Last summer, when we were in Singapore's Tanjong Pagar district, we walked through a fruit market. Vendors were selling, among the durians (horrible!) and papaya (delicious!) green coconuts sliced at the top to fit drinking straws, which I assumed was for coconut milk.
Suzanne, in her goodie bag from the ING Miami Half-Marathon, found a small carton of coconut water. My initial assumption was the beverage sample was for a local concern; considering our proximity to the Caribbean I thought it might be a product sold in the local groceries or bodegas.
Fast forward three weeks to yesterday evening. I felt the compulsion to take my loving wife out for a bite to eat, partly because it was St. Valentine's Day, partly because I did not want to return home immediately after our language class. I've seen my d-a-w-g try to comprehend me babbling Japanese verb conjugates for a thirty-minute period. He looks like he understands every word, but does not know what to think.
Some dining establishments are more amenable to conversation than others - one of our faves, believe it or not, is a place called Beef O'Brady's. The nice thing about Beef's is they have enough television sets playing a variety of sporting events. Suzanne can watch basketball; I let my borderline A.D.D. run its course and try to watch everything else. Beef's also puts us with our interesting discussions, which can range from physiology to economics to familial gossip, depending on who's not drinking at the moment.
This time Suzanne saw an article in the Wall Street Journal magazine, which reminded her of the coconut water drink in her ING goodie bag. She said she liked the taste of the beverage and it seemed to not hinder her recovery after the half marathon. She's not one to tout or maintain devotion to a particular product. If she says something really positive about a product I'm likely to give it a second look.
As we read the WSJ article we learned the increasing demand for coconut water has led to a recent leap on the bandwagon by the usual band of soda sellers.
What's the best way to figure out whether something might possibly be snake oil?
- If a singer markets the product, or owns a share of a product supply chain, it's probably a good idea to give the item a wider berth.
- If the advertising tag line sounds like something you might read on a bumper sticker, walk away...there's nothing to see here.

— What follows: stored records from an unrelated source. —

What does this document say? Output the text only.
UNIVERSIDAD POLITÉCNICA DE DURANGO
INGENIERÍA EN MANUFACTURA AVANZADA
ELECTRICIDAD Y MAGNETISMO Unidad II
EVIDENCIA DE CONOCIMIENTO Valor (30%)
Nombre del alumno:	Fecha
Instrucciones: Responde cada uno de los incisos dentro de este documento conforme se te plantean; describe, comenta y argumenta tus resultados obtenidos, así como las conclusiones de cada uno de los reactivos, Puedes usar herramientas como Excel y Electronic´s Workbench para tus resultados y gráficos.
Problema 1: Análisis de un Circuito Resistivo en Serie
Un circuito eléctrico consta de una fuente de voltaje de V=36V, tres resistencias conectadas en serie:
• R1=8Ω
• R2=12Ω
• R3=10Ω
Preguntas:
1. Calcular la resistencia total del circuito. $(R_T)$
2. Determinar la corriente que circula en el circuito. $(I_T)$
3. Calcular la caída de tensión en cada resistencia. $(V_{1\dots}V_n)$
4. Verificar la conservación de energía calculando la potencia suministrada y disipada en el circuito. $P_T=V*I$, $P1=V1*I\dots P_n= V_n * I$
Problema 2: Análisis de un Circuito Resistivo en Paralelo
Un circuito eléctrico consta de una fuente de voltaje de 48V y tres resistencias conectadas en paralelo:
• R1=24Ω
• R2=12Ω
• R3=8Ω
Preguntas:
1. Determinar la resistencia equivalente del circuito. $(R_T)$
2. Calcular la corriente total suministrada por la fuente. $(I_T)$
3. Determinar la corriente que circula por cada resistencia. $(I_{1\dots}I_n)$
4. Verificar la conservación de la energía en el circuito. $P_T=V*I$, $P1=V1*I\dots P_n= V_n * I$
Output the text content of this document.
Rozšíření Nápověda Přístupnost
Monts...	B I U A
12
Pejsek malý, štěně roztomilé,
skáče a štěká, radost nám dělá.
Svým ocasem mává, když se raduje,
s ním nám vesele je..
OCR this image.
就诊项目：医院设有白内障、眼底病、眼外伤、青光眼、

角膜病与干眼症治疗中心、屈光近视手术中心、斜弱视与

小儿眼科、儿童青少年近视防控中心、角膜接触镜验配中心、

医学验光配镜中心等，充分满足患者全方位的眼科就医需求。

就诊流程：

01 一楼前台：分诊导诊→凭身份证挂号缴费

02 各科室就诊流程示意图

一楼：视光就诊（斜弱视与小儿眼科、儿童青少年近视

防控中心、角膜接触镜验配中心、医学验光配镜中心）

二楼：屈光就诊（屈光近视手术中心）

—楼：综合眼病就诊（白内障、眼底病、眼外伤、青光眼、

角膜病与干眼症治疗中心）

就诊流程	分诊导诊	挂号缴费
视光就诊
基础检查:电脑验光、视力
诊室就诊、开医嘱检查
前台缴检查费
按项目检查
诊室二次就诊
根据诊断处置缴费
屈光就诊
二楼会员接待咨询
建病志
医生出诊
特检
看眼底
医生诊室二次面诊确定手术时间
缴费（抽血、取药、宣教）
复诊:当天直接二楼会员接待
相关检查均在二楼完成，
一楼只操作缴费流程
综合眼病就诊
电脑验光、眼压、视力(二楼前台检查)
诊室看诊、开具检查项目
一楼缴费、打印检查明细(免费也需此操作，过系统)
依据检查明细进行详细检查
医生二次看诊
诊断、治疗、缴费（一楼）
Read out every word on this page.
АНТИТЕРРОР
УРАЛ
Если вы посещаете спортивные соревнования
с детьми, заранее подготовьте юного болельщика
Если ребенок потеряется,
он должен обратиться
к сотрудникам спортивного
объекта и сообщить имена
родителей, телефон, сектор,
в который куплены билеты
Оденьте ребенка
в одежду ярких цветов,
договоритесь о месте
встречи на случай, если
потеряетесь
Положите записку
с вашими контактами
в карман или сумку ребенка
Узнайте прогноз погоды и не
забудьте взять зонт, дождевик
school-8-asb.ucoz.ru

- If the marketing campaign includes the terms "super-," "mega-," or "extreme," the odds are good there will probably a lawsuit in the not-too-distant future.
And in the case of one maker of coconut water drink, a suit has already been settled.
A proposed nationwide class action suit was filed the other week after an independent study revealed one coconut water product didn't contain the electrolyte levels indicated on the label. While there might be some sort of electrolyte balance or recovery benefit from drinking coconut water, there's no scientific proof at this time it's a more effective means of hydration (or cramp prevention - which has more to do with signals traveling through the nervous system to the muscles than other possible etiologies) than other less-pricey sports drinks.
So, while it might be a good hydration product for those persons who prefer to drink 20% of the calories (50 per 8 ounce serving) of the most common sports drink with the addition of dietary fiber, it's more difficult to tell whether the amount of electrolytes stated on the label (or in the shell, for that matter) merit the hyperbole.
Just because the big boys jump on the bandwagon it's not going to make the product any better. Only more popular.